The desire to fit in is something I will just have to get over, if I want to actually change the world. God has not called us to conform to the expectations of this world, although it seems to be the nature of human culture to try make each other conform. He hasn't called us to isolate ourselves either -- culture can be difficult because it can be constraining, but it exists because it is unifying and makes the human experience meaningful. My identity, however, is not in this world, and if I am running around changing myself for this person or that person so that I can feel like I fit in, then that's wrong.
And this time, I'm ashamed to say that the desire to fit in is something I am really struggling with. Doesn't every (late!) twenty-something go through that when they finish their degree and find themselves in playgroups and church leadership and all other sorts of situations when the spotlight's on them, and their values, and who they are? But being respectable middle-class people is a far cry from what we are really called to be, and culture is trying to pull us in, make us conform, and tell us that we really just need to fit in.

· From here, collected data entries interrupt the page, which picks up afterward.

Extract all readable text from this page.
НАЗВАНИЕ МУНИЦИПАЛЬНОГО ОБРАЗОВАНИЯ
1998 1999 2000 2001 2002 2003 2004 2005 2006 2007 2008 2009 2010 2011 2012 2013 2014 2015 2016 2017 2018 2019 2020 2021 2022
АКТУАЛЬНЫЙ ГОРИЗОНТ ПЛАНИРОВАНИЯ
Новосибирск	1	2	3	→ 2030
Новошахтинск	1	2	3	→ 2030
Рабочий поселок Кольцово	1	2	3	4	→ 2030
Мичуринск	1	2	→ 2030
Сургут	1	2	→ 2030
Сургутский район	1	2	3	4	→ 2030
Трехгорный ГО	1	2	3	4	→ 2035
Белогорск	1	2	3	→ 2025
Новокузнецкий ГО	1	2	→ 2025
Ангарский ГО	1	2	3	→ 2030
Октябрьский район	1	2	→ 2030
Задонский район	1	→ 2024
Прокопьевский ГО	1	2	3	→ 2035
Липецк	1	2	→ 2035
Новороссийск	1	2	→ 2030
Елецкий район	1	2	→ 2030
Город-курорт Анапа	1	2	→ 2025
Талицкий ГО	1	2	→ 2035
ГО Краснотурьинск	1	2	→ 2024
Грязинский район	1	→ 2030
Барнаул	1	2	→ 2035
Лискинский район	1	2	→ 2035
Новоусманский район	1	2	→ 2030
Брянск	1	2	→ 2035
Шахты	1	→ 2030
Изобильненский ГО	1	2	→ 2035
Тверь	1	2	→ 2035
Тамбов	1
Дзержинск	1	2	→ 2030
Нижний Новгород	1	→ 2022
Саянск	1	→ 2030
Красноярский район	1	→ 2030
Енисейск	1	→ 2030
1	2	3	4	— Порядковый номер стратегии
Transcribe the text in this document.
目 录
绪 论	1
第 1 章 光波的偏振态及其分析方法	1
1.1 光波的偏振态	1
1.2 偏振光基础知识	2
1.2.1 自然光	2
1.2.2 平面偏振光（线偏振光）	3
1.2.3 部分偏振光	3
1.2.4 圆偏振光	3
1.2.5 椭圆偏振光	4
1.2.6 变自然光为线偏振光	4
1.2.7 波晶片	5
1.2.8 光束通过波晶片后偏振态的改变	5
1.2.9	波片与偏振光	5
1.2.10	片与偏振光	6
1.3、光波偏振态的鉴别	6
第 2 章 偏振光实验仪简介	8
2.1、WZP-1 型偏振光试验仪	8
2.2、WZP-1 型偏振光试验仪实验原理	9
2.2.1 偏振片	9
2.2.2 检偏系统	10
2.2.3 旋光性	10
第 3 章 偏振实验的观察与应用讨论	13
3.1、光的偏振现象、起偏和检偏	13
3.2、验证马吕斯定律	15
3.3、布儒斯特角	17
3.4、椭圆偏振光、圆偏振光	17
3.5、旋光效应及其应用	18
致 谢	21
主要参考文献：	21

And that's why we need time alone with our God, who is acultural, apolitical, nonsexual, nongendered, unsocialized, nonhuman, and yet is everything -- He is the point at which time, space, and experience begin and end, the origin of everything yet the only One who has no origin. He is everything we want to be -- generous, kind, just, understanding, mature, and unconcerned about what others think of Him. He is everything good about being human without the hang-ups of sin and insecurity. And even though the world would not exist without Him, it had no place for Him except a cross. He didn't fit in when He came to the earth He created. But He is the only One who can give us the familiarity we long for, the only One who can place us where we fit, and the only friend who makes me feel right at home the second I get back from a very long absence.